Regression Towards the Mean is a statistical phenomenon well known to researchers. It is the sort of knowledge that the average person would not be expected to know, but which researchers use to recognize how informed people are. Knowing about Regression Towards the Mean changes the way you interpret data.
Regression Towards the Mean occurs where individual measures that are in the upper or lower tails of a bell curve show up closer to the mean (i.e. average) when retested. This often occurs in achievement tests. Vendors of educational programs know this and will frequently guarantee that if you use their program on your lowest scoring students they will show a large gain in scores when retested. Regression Towards the Mean is the real guarantee. Conversely, your highest scoring students will tend to show lower scores when retested.
Test scores are taken by the average person to be an accurate measurement of knowledge. But to researchers a test score is called an "observed" score, not to be confused with the "true" score. The "true" score is an ephemeral idea of what knowledge is actually possessed by the test taker. The observed score is one produced by a test that is likely not an accurate measurement of that knowledge.
The knowledge actually possessed by any test taker is a granular subset of what was taught. Students don't remember everything they were taught. They remember bits and pieces of often disconnected things they were taught. The questions that make up a test are another granular subset of what was taught (or at least should be!) because tests cannot ask about everything that was taught.
Tests ask questions about a subset of facts that were presumed to be taught and these generally are not the most important things that are taught. If tests asked questions about the most important things, then nearly all of the students would answer them correctly and people would call the tests "too easy." So tests are designed to ask about more peripheral things that will produce a bell curve of results.
So the "observed" test score represents where the granular subset of what the test taker knows matches the granular subset that the test asks, plus another subset that results from guesses where no match was found. There is no way to tell whether questions answered correctly were actually known or guessed at. There is no way to tell whether questions answered incorrectly were misunderstood or not known because of absences, inattentiveness, or were not even taught.

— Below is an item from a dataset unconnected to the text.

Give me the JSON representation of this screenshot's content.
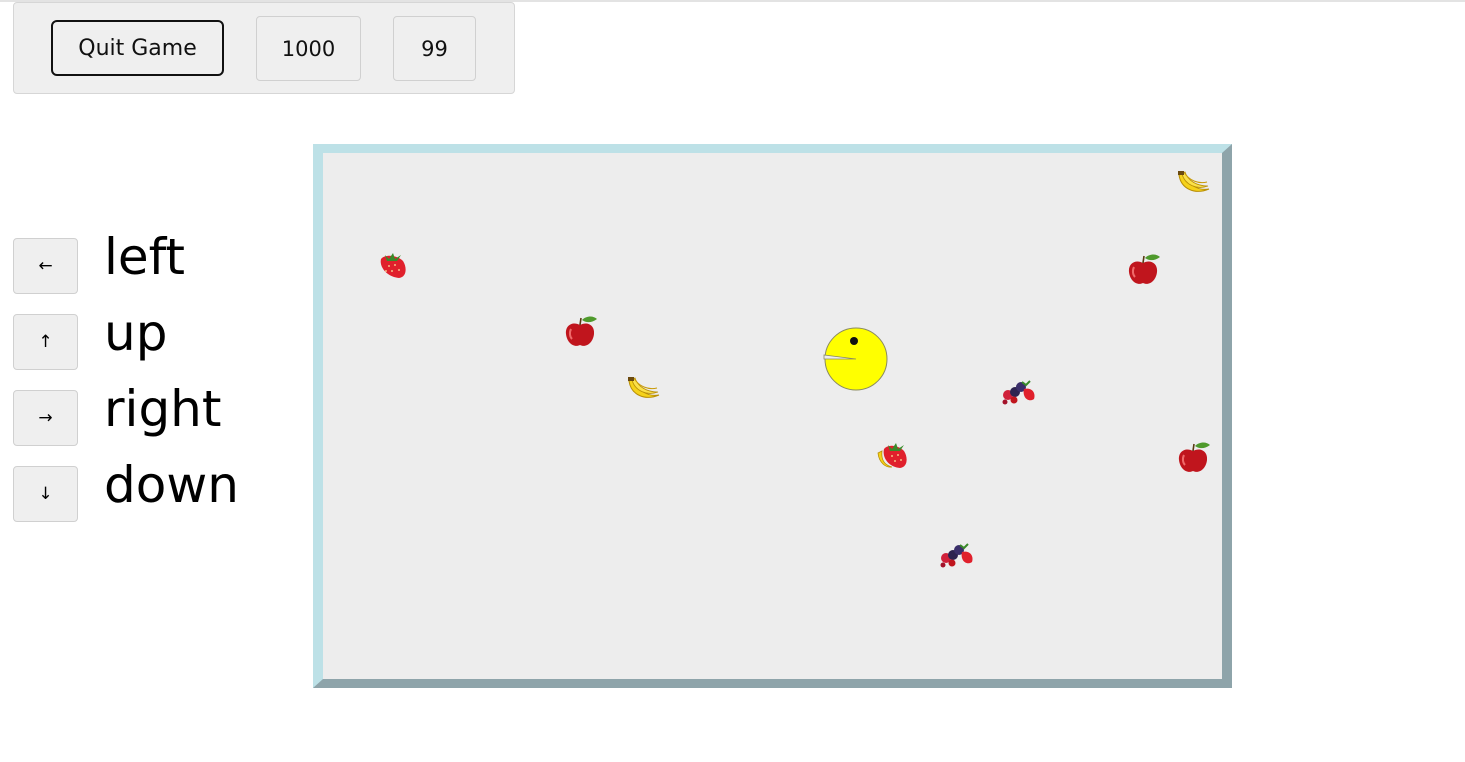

What we really want to know is the size of the student's granular subset of knowledge: what we call the "true" score. We can't actually know the "true" score. We can only measure an observed score that represents the extent that what was asked matched what was known plus a guess factor. What is important to recognize is that each student's observed score is not a measure of knowledge, but rather a chance intersection between what they know and what was asked plus a guess factor.
Therefore, all observed scores represent the "true" score plus or minus the combined chances of the intersection between what was known and what was tested plus guessing. Most observed scores will be clustered around the mean in a bell-shaped pattern with fewer scores farther from the mean. Every true score will be mismeasured by some combination of chance from intersection and guessing resulting in observed scores.
The true score may be above or below the observed score, except in two situations. Very low observed scores probably have true scores that are all above the observed score simply because it's unlikely there are even lower scores that chance moved upward. Thus most of the observed low scores likely have higher true scores that were lowered by chance. Similarly, very high observed scores probably have true scores that are below the observed score simply because there are likely few true scores higher.
Regression Towards the Mean simply means when you retest students, the farther scores were from the mean the less likely it is that the same combination of chance will move the scores the same amount. Thus on any retest, the test scores of students who were at the extremes tend to be closer to the mean ("regress towards the mean") purely by chance, while a few students with previously observed scores closer to the mean will now appear at the extremes. This is important to know whenever you retest students who have previously scored high or low on a test.
It is the reason that proper research protocols do not utilize a simple test/retest program, but instead randomly assign students to an "experimental" group and a "control" group to see if there is any difference in the scores of these groups on the retest. Thus to avoid Regression Towards the Mean you divide students into two groups by random assignment and use the vendor's program on one group and your usual procedures on the other ("control") group, then compare the results.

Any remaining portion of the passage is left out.